Хотя в этот-то раз по-другому вышло. Повезло ей. Петру показали пленного шведского офицера. Допросили при нем. И он, Петр, как видно было, немало хорошего для себя узнал, потому как развеселился, велел принести вина, выпил и шведа пленного попотчевал. К нему-то, к веселому Петру и подластилась Екатерина:
– Можно к тебе, мин херц?
– Можно, можно. Нынче все можно! Входи! Вчера, скажем, было нельзя, а сегодня – можно… Что у тебя, сказывай?
– За перстенечек хочу спасибо сказать…
– За какой перстенечек? А, этот…. Полюбился он тебе?
– Еще как полюбился…
– Ну и носи на радость…
– Я не могу так…
– Как «так»?
– Балуешь ты меня. А тебе… чем я тебе, Великому Государю сподобилась, всего только пасторская прачка и… и драгуниха?
– Ну… И ты меня щедро одариваешь…
– Вы все шутите, Ваше Величество! Радую я вас не часто. Я знаю. Но нынче добрую весть все же принесла. Будете рады.
– Да ну? И чему же?
– Я письмо получила.
– А от кого? От родичей твоих? Так они читать-писать, поди, не умеют… Или как?
– Не от родичей…
– А от кого?
– От сына Вашего…
– От… от кого? – чистосердечно изумился Петр.
– Вот Вы удивляетесь… А не надо бы. Он ведь мой крестный. Вот и написал… крестнице.
– И что написал?
– Вот. – И Екатерина протянула Петру листок.
Петр взял его, и, наклонившись к сильно горевшей свече, стал читать. Потом, наверное, еще раз прочел. Подумал. И сказал, вернее, спросил:
– Просит, значит, осведомиться?
– Вы на него гневаетесь?
– Еще бы!
– За что?
– Э, да что там говорить… Не такого я себе наследника желал бы…
– Чем он-то плох?
– Мамкин сыночек…
– Да ведь он, как есть, еще малый недоросль…
– Все одно плох…
– Время есть еще. Можно поправить.
– Как?
– Навали на него дел всяких-разных поболе.
– Уж наваливал.
– И как?
– Знаешь, ведь. Везти – везет, но без охоты рьяной.

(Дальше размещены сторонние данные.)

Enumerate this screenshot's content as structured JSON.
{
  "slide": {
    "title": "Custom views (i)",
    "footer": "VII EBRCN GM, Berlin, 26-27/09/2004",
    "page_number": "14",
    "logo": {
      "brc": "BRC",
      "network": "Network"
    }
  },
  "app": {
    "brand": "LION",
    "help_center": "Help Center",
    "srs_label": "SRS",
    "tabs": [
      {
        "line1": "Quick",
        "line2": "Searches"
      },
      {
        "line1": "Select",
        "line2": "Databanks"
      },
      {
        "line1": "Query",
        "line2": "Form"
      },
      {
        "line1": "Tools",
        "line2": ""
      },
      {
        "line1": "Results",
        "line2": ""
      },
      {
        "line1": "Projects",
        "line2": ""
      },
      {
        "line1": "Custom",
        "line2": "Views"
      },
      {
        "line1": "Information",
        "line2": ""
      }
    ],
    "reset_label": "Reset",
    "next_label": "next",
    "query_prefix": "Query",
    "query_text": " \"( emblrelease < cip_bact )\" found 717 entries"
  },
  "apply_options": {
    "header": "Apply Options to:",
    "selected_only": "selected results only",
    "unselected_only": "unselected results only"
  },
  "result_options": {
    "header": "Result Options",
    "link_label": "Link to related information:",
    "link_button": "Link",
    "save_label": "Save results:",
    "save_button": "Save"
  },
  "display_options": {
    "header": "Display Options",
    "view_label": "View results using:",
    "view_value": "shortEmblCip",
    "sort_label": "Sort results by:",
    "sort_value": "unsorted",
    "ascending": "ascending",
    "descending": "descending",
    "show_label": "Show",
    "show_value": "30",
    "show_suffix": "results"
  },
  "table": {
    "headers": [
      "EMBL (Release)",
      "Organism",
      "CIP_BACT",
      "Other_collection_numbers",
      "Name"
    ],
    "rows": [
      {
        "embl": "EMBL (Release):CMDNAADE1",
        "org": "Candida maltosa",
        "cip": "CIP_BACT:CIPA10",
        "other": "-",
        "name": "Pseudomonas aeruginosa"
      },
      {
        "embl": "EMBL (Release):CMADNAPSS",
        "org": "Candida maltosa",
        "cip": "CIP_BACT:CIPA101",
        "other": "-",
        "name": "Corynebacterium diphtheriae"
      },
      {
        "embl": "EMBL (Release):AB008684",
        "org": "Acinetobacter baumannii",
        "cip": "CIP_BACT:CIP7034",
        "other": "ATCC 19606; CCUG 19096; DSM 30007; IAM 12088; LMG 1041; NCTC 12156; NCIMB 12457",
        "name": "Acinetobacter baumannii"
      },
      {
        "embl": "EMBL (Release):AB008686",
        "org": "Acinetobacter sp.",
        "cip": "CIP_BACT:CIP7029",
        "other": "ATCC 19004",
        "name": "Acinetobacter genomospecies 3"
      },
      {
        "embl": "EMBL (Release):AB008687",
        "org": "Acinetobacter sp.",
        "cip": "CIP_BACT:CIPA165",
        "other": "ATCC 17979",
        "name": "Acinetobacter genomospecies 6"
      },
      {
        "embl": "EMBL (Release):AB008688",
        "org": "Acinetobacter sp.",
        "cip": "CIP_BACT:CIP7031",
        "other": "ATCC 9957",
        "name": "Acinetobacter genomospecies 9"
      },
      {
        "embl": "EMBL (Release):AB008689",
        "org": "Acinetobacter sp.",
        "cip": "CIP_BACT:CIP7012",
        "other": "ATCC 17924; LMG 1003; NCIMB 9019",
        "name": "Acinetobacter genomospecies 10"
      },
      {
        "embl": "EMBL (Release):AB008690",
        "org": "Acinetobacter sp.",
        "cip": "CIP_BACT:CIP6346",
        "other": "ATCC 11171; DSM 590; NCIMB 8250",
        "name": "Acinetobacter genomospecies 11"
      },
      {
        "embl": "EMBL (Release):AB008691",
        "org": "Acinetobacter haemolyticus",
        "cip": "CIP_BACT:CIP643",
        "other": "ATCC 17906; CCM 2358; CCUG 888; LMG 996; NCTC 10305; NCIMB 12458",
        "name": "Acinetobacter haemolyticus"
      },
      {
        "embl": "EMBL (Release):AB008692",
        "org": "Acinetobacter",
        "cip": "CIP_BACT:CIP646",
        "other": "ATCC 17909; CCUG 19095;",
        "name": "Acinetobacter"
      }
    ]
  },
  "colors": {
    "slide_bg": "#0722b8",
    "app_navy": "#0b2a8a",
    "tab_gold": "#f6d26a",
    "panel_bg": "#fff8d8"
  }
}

– Мал еще. Слабенький. Ты сам и сказал – мамакин сыночек… А ведь мать-то его, я знаю – в монастыре.
– В монастыре. В Суздале. В Покровской обители. Уже одиннадцать лет там…

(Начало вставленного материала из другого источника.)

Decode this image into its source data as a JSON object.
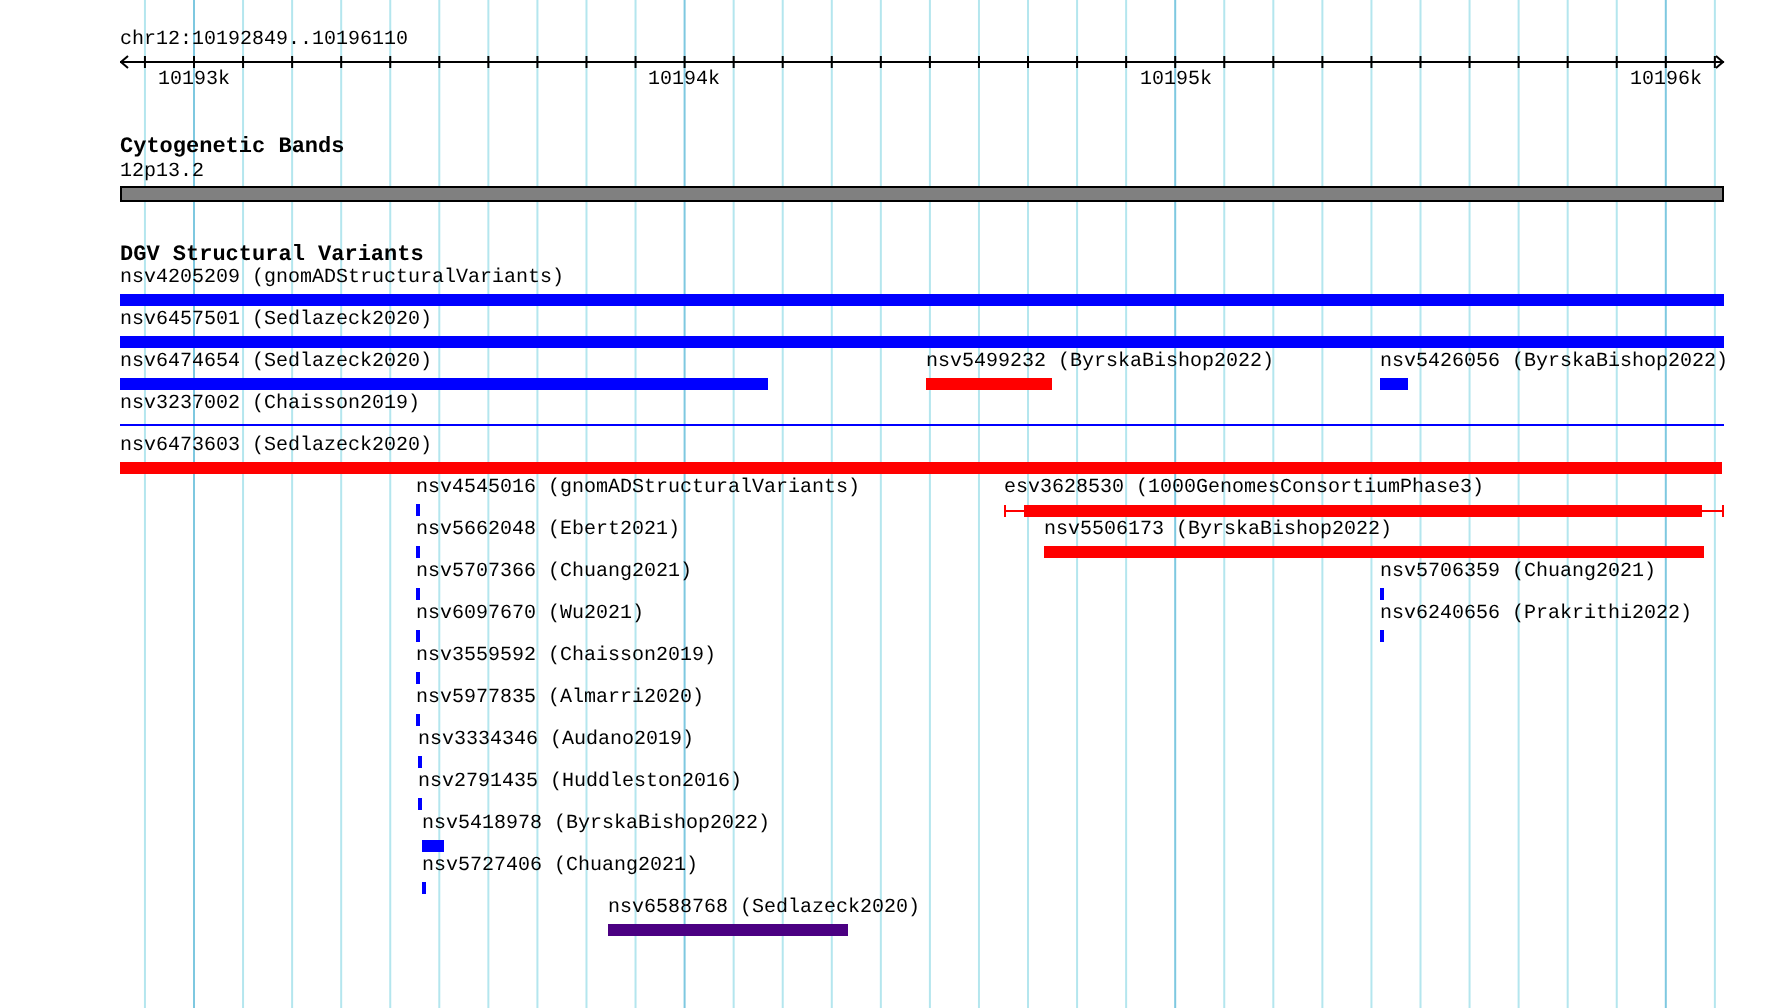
{
  "location": "chr12:10192849..10196110",
  "ruler": {
    "ticks": [
      "10193k",
      "10194k",
      "10195k",
      "10196k"
    ]
  },
  "cytoband_track": {
    "title": "Cytogenetic Bands",
    "band": "12p13.2"
  },
  "variant_track": {
    "title": "DGV Structural Variants",
    "features": [
      {
        "label": "nsv4205209 (gnomADStructuralVariants)",
        "color": "#0000ff",
        "kind": "bar"
      },
      {
        "label": "nsv6457501 (Sedlazeck2020)",
        "color": "#0000ff",
        "kind": "bar"
      },
      {
        "label": "nsv6474654 (Sedlazeck2020)",
        "color": "#0000ff",
        "kind": "bar"
      },
      {
        "label": "nsv5499232 (ByrskaBishop2022)",
        "color": "#ff0000",
        "kind": "bar"
      },
      {
        "label": "nsv5426056 (ByrskaBishop2022)",
        "color": "#0000ff",
        "kind": "bar"
      },
      {
        "label": "nsv3237002 (Chaisson2019)",
        "color": "#0000ff",
        "kind": "line"
      },
      {
        "label": "nsv6473603 (Sedlazeck2020)",
        "color": "#ff0000",
        "kind": "bar"
      },
      {
        "label": "nsv4545016 (gnomADStructuralVariants)",
        "color": "#0000ff",
        "kind": "bar"
      },
      {
        "label": "esv3628530 (1000GenomesConsortiumPhase3)",
        "color": "#ff0000",
        "kind": "whiskered"
      },
      {
        "label": "nsv5662048 (Ebert2021)",
        "color": "#0000ff",
        "kind": "bar"
      },
      {
        "label": "nsv5506173 (ByrskaBishop2022)",
        "color": "#ff0000",
        "kind": "bar"
      },
      {
        "label": "nsv5707366 (Chuang2021)",
        "color": "#0000ff",
        "kind": "bar"
      },
      {
        "label": "nsv5706359 (Chuang2021)",
        "color": "#0000ff",
        "kind": "bar"
      },
      {
        "label": "nsv6097670 (Wu2021)",
        "color": "#0000ff",
        "kind": "bar"
      },
      {
        "label": "nsv6240656 (Prakrithi2022)",
        "color": "#0000ff",
        "kind": "bar"
      },
      {
        "label": "nsv3559592 (Chaisson2019)",
        "color": "#0000ff",
        "kind": "bar"
      },
      {
        "label": "nsv5977835 (Almarri2020)",
        "color": "#0000ff",
        "kind": "bar"
      },
      {
        "label": "nsv3334346 (Audano2019)",
        "color": "#0000ff",
        "kind": "bar"
      },
      {
        "label": "nsv2791435 (Huddleston2016)",
        "color": "#0000ff",
        "kind": "bar"
      },
      {
        "label": "nsv5418978 (ByrskaBishop2022)",
        "color": "#0000ff",
        "kind": "bar"
      },
      {
        "label": "nsv5727406 (Chuang2021)",
        "color": "#0000ff",
        "kind": "bar"
      },
      {
        "label": "nsv6588768 (Sedlazeck2020)",
        "color": "#4b0082",
        "kind": "bar"
      }
    ]
  }
}
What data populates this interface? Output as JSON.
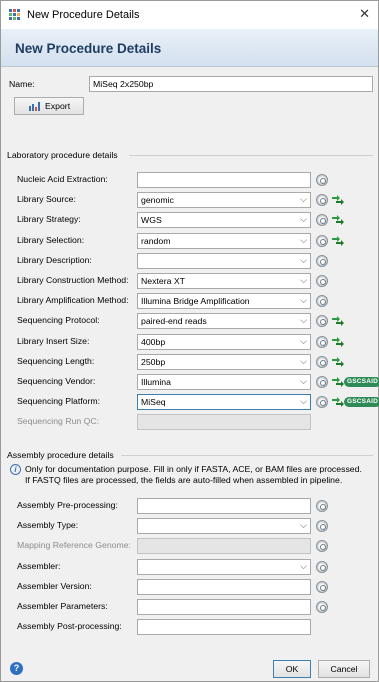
{
  "window": {
    "title": "New Procedure Details",
    "close_glyph": "✕"
  },
  "banner": {
    "heading": "New Procedure Details"
  },
  "name": {
    "label": "Name:",
    "value": "MiSeq 2x250bp"
  },
  "export": {
    "label": "Export",
    "icon": "chart-export-icon"
  },
  "lab_section": {
    "title": "Laboratory procedure details"
  },
  "lab_fields": [
    {
      "label": "Nucleic Acid Extraction:",
      "value": "",
      "dropdown": false,
      "disabled": false,
      "green": false,
      "badge": ""
    },
    {
      "label": "Library Source:",
      "value": "genomic",
      "dropdown": true,
      "disabled": false,
      "green": true,
      "badge": ""
    },
    {
      "label": "Library Strategy:",
      "value": "WGS",
      "dropdown": true,
      "disabled": false,
      "green": true,
      "badge": ""
    },
    {
      "label": "Library Selection:",
      "value": "random",
      "dropdown": true,
      "disabled": false,
      "green": true,
      "badge": ""
    },
    {
      "label": "Library Description:",
      "value": "",
      "dropdown": true,
      "disabled": false,
      "green": false,
      "badge": ""
    },
    {
      "label": "Library Construction Method:",
      "value": "Nextera XT",
      "dropdown": true,
      "disabled": false,
      "green": false,
      "badge": ""
    },
    {
      "label": "Library Amplification Method:",
      "value": "Illumina Bridge Amplification",
      "dropdown": true,
      "disabled": false,
      "green": false,
      "badge": ""
    },
    {
      "label": "Sequencing Protocol:",
      "value": "paired-end reads",
      "dropdown": true,
      "disabled": false,
      "green": true,
      "badge": ""
    },
    {
      "label": "Library Insert Size:",
      "value": "400bp",
      "dropdown": true,
      "disabled": false,
      "green": true,
      "badge": ""
    },
    {
      "label": "Sequencing Length:",
      "value": "250bp",
      "dropdown": true,
      "disabled": false,
      "green": true,
      "badge": ""
    },
    {
      "label": "Sequencing Vendor:",
      "value": "Illumina",
      "dropdown": true,
      "disabled": false,
      "green": true,
      "badge": "GSCSAID"
    },
    {
      "label": "Sequencing Platform:",
      "value": "MiSeq",
      "dropdown": true,
      "disabled": false,
      "green": true,
      "badge": "GSCSAID",
      "focused": true
    },
    {
      "label": "Sequencing Run QC:",
      "value": "",
      "dropdown": false,
      "disabled": true,
      "green": false,
      "badge": "",
      "noicon": true
    }
  ],
  "assembly_section": {
    "title": "Assembly procedure details",
    "info_line1": "Only for documentation purpose. Fill in only if FASTA, ACE, or BAM files are processed.",
    "info_line2": "If FASTQ files are processed, the fields are auto-filled when assembled in pipeline."
  },
  "assembly_fields": [
    {
      "label": "Assembly Pre-processing:",
      "value": "",
      "dropdown": false,
      "disabled": false
    },
    {
      "label": "Assembly Type:",
      "value": "",
      "dropdown": true,
      "disabled": false
    },
    {
      "label": "Mapping Reference Genome:",
      "value": "",
      "dropdown": false,
      "disabled": true
    },
    {
      "label": "Assembler:",
      "value": "",
      "dropdown": true,
      "disabled": false
    },
    {
      "label": "Assembler Version:",
      "value": "",
      "dropdown": false,
      "disabled": false
    },
    {
      "label": "Assembler Parameters:",
      "value": "",
      "dropdown": false,
      "disabled": false
    },
    {
      "label": "Assembly Post-processing:",
      "value": "",
      "dropdown": false,
      "disabled": false,
      "noicon": true
    }
  ],
  "footer": {
    "ok": "OK",
    "cancel": "Cancel",
    "help": "?"
  },
  "colors": {
    "banner_text": "#1f3d63",
    "accent": "#3c7fb1",
    "badge": "#2e8b57"
  }
}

– А сколько Алексею было, когда ее постригли?
– Сколько? Пять, что ли. Не помню уже…
– А ведь он её помнит…
– Вестимо, помнит. А теперь, вот, будет помнить еще крепше. Его не так давно в Суздаль к ней возили, говорил я тебе?
– Говорил.
– Тайно от меня, отца. Оттого и гневаюсь на него, что не сказал.
– А он, я чаю, и не ведал, куда его везут.
– Не ведал. В дороге только сказали.
– Значитца, и вины на нем нету.
– Нету? А почему мне тотчас не отписал? А запирался отчего?